Le temps presse. Ce qu'il faut battre en brèche, c'est l'idée que Jacques Chirac quittera l'Elysée sans avoir adapté la France à l'évolution du monde. Le temps presse. Dominique de Villepin le tympanise avec cela depuis des années : « Ou on réagit en accélérant, ou on s'immobilise devant le choc », assurait-il au moment du référendum sur la Constitution européenne. « Il est rare de naître de l'affaiblissement du jeu politique. Les grands hommes naissent dans la vitalité », confiait-il encore avec l'exaltation qui ne le quitte jamais, même lorsqu'il la dissimule. Villepin a choisi depuis longtemps sa posture. Eh bien, qu'il s'y colle ! pourrait dire Chirac, qui a toujours pris un malin plaisir à tester la force de ceux qu'il mettait en piste.

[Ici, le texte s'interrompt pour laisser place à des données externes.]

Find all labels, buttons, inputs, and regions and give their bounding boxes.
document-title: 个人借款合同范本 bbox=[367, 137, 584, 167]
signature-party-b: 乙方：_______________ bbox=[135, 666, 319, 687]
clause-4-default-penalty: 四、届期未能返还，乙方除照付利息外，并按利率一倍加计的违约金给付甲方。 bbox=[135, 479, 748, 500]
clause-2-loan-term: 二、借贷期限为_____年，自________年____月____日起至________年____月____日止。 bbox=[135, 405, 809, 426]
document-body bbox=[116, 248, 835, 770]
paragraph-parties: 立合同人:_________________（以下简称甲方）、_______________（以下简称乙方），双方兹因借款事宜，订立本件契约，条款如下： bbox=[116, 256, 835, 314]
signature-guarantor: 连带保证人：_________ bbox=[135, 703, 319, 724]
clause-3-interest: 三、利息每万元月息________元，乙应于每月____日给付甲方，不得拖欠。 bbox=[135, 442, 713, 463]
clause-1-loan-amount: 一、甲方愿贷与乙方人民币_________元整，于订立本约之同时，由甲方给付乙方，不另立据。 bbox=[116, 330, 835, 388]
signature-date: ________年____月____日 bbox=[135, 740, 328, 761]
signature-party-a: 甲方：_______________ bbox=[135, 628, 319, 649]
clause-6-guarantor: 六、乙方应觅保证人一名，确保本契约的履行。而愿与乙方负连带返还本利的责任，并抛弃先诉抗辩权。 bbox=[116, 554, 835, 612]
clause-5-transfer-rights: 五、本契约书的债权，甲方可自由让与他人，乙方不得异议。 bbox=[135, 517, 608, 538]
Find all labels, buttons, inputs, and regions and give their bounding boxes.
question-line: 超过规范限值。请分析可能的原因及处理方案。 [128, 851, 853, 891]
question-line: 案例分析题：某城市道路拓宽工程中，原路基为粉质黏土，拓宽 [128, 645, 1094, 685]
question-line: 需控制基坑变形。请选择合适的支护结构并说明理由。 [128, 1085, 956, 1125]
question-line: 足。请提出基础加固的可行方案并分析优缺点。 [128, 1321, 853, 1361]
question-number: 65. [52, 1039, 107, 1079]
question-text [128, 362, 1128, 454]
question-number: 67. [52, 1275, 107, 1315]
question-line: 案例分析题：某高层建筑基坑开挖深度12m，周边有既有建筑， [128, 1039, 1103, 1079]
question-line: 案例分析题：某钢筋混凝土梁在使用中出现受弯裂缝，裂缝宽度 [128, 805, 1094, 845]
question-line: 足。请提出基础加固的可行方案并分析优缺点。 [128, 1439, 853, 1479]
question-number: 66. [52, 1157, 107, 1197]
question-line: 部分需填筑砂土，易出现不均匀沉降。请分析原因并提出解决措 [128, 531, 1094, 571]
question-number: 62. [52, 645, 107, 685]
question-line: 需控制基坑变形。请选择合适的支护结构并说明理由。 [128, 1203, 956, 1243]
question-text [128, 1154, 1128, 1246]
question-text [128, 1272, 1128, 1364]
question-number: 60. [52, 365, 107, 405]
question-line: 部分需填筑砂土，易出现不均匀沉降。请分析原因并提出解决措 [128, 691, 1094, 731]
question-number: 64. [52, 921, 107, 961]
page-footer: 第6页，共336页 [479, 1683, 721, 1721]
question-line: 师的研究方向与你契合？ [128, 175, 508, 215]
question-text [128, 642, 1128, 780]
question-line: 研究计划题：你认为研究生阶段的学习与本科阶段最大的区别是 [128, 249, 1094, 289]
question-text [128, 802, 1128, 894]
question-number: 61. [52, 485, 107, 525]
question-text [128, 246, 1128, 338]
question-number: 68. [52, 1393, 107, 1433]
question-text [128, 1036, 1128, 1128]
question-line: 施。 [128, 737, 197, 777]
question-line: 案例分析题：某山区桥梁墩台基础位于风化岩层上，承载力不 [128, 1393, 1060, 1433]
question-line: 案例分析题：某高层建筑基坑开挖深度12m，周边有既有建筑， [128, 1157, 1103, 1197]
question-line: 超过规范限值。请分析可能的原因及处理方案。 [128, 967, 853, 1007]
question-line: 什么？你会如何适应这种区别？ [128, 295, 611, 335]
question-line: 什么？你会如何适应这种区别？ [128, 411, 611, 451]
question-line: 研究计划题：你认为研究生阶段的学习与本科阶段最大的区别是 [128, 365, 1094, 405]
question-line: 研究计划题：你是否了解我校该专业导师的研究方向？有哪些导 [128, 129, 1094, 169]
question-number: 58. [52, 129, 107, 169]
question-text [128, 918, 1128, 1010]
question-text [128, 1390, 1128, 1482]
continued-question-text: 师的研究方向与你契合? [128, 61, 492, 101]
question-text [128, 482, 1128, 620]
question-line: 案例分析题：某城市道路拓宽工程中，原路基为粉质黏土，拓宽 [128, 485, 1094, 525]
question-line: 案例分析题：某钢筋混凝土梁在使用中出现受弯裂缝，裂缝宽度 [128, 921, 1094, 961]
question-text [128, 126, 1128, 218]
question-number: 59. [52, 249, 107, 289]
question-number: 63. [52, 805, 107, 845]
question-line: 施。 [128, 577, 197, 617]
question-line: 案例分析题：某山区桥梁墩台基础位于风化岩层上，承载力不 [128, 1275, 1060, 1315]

Le 16 janvier, Dominique de Villepin annonce donc la création d'un contrat de travail pour les jeunes de moins de 26 ans sans que les ministres des secteurs social et éducatif soient particulièrement associés à la nouvelle. Les syndicats s'étranglent, mais au début, comme le notent benoîtement les collaborateurs du Premier ministre, « les choses semblent se passer plus facilement que prévu ». La première manifestation, le 7 février, n'est pas un succès. Villepin en conclut que les jeunes comprennent sa démarche. Le socialiste Julien Dray, qui sait ce qu'est une organisation étudiante, trouve que le mouvement n'embraye pas. A Matignon, l'annonce du plan EVA, dévoilé par Martine Aubry comme une alternative au CPE, suscite encore l'ironie : une recette du passé, d'un coût phénoménal pour l'Etat, dont l'appellation, qui reprend fièrement le prénom de la fille de Lionel Jospin, suffit à dire l'obscurantisme !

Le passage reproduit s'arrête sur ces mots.